Folha de S. Paulo, 30 de janeiro de 1972
"AÇÚCAR NELES!"
É
tenaz o mito da popularidade do comunismo. E, mais ainda que tenaz, é
nocivo. Pois leva numerosas pessoas - por vezes das mais influentes nos
diversos setores da vida religiosa e social - a fazer ao movimento
comunista espantosas concessões.
Outrora, os políticos de carreira cediam de bom grado ante as exigências
dos grandes da terra, ainda quando absurdas. As recompensas e galardões
pagavam de sobejo o sacrifício de alguma preferência pessoal. Hoje em
dia - imaginam muitos - o poder pertence às massas. De onde, agradar a
estas é condição essencial para a conquista da popularidade, do sucesso
e do Poder.
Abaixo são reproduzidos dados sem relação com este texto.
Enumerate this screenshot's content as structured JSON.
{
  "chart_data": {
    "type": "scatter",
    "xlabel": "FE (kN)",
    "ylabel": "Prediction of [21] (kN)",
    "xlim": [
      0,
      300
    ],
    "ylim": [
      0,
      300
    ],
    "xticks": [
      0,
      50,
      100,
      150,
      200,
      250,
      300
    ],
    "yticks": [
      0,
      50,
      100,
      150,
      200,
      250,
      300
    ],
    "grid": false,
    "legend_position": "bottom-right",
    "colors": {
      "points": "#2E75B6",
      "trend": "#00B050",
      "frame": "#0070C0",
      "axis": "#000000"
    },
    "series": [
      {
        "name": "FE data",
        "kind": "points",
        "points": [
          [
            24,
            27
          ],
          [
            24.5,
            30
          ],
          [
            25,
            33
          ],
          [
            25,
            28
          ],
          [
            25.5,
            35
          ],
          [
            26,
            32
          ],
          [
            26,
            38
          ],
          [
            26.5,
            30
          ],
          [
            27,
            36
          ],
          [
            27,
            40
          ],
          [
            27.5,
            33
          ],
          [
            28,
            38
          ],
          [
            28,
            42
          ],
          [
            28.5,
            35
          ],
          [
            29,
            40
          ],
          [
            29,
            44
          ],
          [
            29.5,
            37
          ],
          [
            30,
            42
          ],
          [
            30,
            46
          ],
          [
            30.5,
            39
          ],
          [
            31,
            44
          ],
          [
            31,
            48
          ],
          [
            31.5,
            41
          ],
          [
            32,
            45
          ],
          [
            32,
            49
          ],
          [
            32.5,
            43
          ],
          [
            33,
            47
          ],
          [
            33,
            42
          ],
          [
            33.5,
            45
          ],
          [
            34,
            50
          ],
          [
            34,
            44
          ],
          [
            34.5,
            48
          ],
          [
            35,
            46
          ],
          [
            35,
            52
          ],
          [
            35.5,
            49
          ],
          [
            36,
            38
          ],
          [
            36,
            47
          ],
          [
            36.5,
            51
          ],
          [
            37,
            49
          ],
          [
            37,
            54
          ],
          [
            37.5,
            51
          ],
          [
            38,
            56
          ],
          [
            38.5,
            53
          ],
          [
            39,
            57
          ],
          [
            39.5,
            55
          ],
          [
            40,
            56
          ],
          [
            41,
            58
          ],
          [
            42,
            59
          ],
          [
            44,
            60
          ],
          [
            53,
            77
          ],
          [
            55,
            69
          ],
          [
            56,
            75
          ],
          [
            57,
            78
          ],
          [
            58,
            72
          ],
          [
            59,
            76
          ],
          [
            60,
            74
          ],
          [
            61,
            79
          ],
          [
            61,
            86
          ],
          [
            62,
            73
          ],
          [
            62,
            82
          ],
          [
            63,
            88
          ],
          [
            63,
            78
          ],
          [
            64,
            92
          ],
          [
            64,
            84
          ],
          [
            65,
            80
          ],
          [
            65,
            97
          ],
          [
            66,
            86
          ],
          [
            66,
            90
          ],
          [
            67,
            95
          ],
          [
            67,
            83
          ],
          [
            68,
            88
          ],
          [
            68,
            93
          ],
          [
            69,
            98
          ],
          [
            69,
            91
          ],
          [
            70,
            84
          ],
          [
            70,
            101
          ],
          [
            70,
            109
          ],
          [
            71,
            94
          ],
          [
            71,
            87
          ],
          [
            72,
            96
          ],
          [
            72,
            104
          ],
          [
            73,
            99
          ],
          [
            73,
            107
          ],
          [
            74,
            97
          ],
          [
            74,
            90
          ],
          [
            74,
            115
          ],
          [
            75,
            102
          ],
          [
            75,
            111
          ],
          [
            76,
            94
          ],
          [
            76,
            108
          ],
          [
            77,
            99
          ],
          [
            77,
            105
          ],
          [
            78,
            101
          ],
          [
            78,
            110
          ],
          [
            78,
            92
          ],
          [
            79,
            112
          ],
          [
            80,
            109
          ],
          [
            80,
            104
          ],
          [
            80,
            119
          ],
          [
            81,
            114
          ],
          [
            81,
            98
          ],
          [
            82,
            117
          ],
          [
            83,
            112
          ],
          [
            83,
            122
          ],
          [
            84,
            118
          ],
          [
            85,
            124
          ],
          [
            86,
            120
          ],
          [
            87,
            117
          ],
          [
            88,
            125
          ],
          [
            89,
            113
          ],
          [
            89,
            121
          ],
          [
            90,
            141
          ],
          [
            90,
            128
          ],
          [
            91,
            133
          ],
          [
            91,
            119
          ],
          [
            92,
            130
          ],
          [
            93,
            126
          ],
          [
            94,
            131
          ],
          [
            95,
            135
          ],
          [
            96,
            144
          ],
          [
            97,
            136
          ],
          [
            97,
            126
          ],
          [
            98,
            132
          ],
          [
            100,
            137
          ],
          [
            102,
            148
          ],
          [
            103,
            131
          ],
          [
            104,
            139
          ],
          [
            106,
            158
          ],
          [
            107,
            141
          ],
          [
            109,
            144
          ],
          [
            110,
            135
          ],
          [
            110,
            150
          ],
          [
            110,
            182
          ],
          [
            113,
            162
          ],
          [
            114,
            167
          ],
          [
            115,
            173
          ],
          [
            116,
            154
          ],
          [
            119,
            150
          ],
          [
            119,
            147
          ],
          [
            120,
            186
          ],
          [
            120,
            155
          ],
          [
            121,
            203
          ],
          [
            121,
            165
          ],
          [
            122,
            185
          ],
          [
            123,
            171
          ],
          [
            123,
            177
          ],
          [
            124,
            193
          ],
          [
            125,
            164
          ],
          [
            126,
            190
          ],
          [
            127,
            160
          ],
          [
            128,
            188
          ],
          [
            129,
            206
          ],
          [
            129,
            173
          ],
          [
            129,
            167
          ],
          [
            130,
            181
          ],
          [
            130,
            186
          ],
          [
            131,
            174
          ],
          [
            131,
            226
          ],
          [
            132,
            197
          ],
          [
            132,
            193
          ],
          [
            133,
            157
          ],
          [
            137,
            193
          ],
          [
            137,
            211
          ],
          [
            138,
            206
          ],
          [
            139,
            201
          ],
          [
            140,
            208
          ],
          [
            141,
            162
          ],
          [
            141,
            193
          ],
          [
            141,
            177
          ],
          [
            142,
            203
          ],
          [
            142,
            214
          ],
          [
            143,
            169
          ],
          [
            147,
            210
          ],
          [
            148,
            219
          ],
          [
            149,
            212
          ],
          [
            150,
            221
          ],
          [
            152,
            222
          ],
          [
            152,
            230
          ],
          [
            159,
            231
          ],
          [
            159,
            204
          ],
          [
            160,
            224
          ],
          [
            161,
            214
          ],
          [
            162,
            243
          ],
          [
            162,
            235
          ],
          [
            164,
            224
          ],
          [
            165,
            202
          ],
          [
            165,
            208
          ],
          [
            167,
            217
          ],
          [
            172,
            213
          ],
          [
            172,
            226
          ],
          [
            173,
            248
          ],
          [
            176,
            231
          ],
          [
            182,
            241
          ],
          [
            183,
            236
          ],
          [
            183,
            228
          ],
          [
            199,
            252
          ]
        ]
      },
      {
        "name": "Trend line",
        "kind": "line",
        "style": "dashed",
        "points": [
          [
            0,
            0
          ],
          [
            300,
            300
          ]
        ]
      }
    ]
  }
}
Ora, como as massas são comunistas, ou pelo menos simpatizam
com o comunismo, é preciso estar bem com este último.
Não é
só a ambição que conduz a esta política de concessão. É também um mal
entendido amor à concórdia. Posto que as massas são comunistas, ou pelo
menos comunistizantes, ou se entra em luta com elas, ou se cede. A luta
dará em convulsões trágicas, e ademais inúteis, pois as massas acabarão
por levar a melhor. Logo, é preferível ir cedendo.
Estas
e outras razões inspiram, em todo o mundo livre, uma poderosa corrente a
ir entregando lentamente (ou rapidamente, conforme o caso) o terreno,
ante a investida vermelha.
Importa, pois, privar o comunismo das vantagens incontáveis que o
entreguismo põe em seu caminho. Isto se consegue com um argumento "ad
hominem". Um argumento que desarma e tranqüiliza o entreguismo.
Tal
argumento é simples. É falso que, em nossos dias, as massas sejam
vermelhas. Sempre que se lhes dá oportunidade de se exprimirem, elas
repudiam o comunismo. Vermelha, ou pelo menos "vermelhizante" é, isto
sim, a saparia. Ou seja, grande parcela das classes dirigentes, as quais
o entreguista considera irremediavelmente condenadas pelo curso da
História.
Se
queremos convencer desta verdade tanta gente assustadiça, é preciso
insistir nesta tese, sempre que o noticiário dos jornais dá ensejo a
isso. É o que fazemos.
* * *
Neste
sentido, foram eloqüentes as eleições realizadas no Chile para o
preenchimento de vagas na Câmara dos Deputados e no Senado.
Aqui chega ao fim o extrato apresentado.